I’ve been looking at the Big Screen all my life

I’ve been looking at the Big Screen.

 

Words and music by Glenn Prangnell (Copyright Control 2012)

From the album “Girl From The Neck Down” by Suzi Chunk

  

Play Something We Know!

If the concept behind the Suzi Chunk album “Girl From The Neck Down” was “to make the kind of record they don’t make anymore”, then the first Groovy Uncle LP certainly had its own agenda. It’s noticeable these days how obsessed with nostalgia people have become, particularly with regard to music- tribute bands, karaoke, X-Factor cover versions, ill advised reunions- and just about anyone who has ever written and performed their own original compositions will at some point have heard the the tiresome, drunken cry from the back of the room - “Play something we know!” I’ve always found this request both irritating and baffling. Why would anyone NOT want to hear something new? Surely there are only a limited number of times a man (or woman) can tolerate yet another rendition of “Mustang Sally” or “Wonderful Tonight” before the urge becomes too great and he (or she) gauges his (or her) own eyeballs out?
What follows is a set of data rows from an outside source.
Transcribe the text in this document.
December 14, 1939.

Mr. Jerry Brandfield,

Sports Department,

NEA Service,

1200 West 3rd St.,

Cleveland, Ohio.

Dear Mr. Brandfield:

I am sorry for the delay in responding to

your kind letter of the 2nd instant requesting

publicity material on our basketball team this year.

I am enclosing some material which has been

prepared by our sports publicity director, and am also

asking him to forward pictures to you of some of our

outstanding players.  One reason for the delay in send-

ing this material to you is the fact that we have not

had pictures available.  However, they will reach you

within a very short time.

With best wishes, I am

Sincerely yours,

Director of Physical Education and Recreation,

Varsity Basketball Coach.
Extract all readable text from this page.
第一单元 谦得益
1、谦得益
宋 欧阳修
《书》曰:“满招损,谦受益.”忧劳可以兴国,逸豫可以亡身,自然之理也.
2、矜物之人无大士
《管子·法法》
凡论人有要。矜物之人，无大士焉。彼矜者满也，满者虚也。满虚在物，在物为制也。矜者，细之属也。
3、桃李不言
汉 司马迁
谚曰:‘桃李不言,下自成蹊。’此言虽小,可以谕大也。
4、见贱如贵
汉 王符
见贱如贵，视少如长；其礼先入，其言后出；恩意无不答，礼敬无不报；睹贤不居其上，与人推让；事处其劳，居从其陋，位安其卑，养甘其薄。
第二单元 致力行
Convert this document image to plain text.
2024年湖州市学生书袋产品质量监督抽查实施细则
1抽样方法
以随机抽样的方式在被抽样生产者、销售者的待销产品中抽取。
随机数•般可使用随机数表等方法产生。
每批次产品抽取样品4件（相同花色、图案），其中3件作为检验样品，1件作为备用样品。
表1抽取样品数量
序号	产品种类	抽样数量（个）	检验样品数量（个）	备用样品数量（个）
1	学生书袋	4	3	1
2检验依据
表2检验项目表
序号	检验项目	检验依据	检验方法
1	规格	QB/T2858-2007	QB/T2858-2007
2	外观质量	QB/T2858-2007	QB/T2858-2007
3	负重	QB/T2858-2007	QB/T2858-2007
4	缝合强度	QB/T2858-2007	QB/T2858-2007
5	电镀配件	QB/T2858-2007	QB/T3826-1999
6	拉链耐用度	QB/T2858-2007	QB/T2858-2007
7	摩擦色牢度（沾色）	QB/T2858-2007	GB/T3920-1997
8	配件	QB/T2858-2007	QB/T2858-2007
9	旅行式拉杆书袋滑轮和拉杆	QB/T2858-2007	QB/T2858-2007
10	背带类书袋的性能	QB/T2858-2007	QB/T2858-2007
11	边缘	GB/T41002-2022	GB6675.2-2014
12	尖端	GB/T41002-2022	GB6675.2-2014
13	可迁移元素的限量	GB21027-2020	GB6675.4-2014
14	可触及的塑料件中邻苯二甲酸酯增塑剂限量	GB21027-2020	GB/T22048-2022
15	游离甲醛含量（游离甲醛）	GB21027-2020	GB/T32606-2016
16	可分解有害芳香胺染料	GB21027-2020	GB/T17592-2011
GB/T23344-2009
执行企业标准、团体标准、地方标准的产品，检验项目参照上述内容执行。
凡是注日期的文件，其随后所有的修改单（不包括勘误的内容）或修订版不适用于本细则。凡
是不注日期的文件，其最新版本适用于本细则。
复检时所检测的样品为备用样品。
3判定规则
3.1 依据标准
I’ve often thought that one of the key factors behind the massive popularity of Mancunian magpies Oasis rests in Noel Gallagher’s ability to write brand new tunes their audience already knows. Make ‘em big, bold, strident,catchy but most of all familiar-something we can all identify with and sing along. So when it came to putting together a debut album for Groovy Uncle (the first on the State Records label) I knew what I wanted to achieve and didn’t have to think too long about the title – “Play Something We Know!”.                                                                                    
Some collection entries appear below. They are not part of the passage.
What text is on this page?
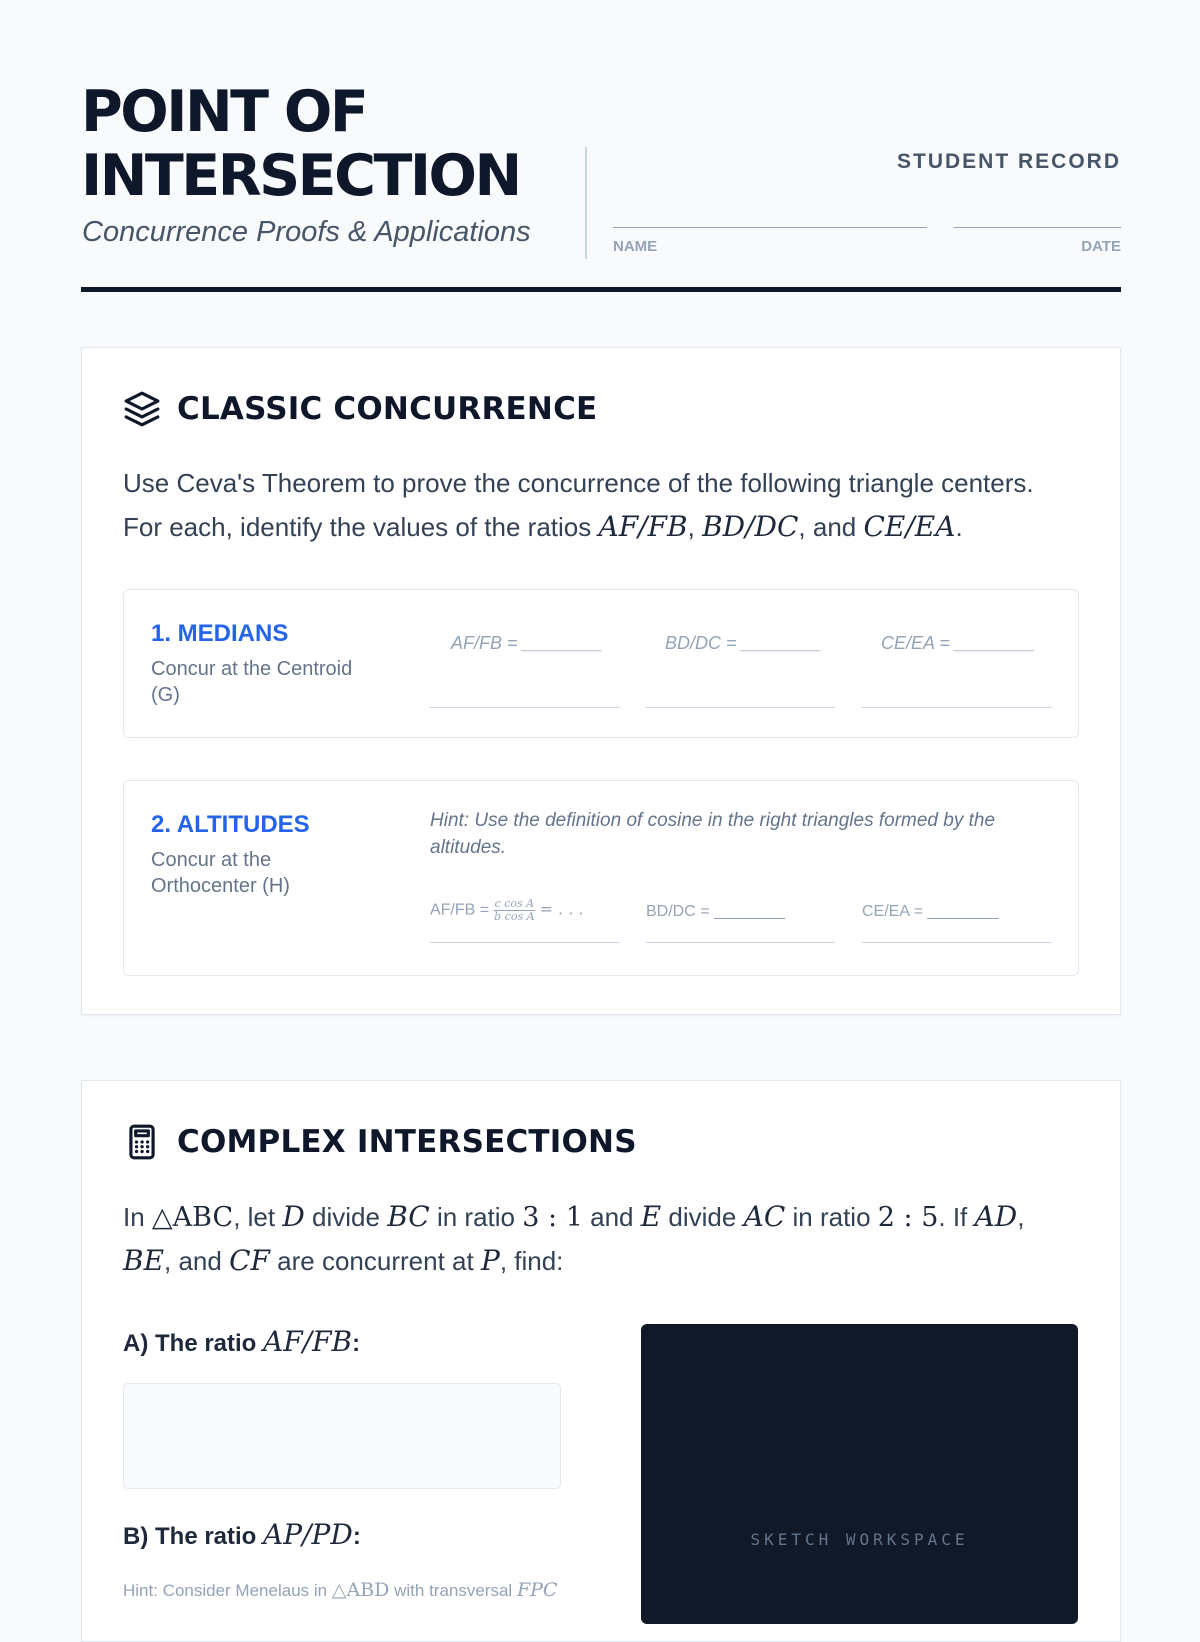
POINT OF
INTERSECTION

Concurrence Proofs & Applications

STUDENT RECORD
NAME	DATE
CLASSIC CONCURRENCE

Use Ceva's Theorem to prove the concurrence of the following triangle centers.
For each, identify the values of the ratios AF/FB, BD/DC, and CE/EA.

1. MEDIANS
Concur at the Centroid (G)
AF/FB = ________	BD/DC = ________	CE/EA = ________
2. ALTITUDES
Concur at the Orthocenter (H)

Hint: Use the definition of cosine in the right triangles formed by the altitudes.

$AF/FB = \frac{\text{c cos A}}{\text{b cos A}}$ = . . .	BD/DC = ________	CE/EA = ________
COMPLEX INTERSECTIONS

In △ABC, let D divide BC in ratio 3 : 1 and E divide AC in ratio 2 : 5. If AD,
BE, and CF are concurrent at P, find:

A) The ratio AF/FB:
B) The ratio AP/PD:
Hint: Consider Menelaus in △ABD with transversal FPC
SKETCH WORKSPACE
The opening track is a song I’d written back in the 90′s and had already recorded a demo of it with the band I was in at the time, Johnny and The Bandits (who later morphed into Goodchilde). The track was never released and remained on a cassette tape gathering dust but I’d always been rather fond of the song and knew it would sit nicely on PSWK. Inspired by the Tony Hatch song “Call Me” (with a nod to  “Never Ever” by The Action), “Count On Me” is a straight ahead, reassuring feel good song that sets the tone for the rest of the album. The line-up for this track: Ben Jones, Paul Moss, Mole, Glenn Prangnell.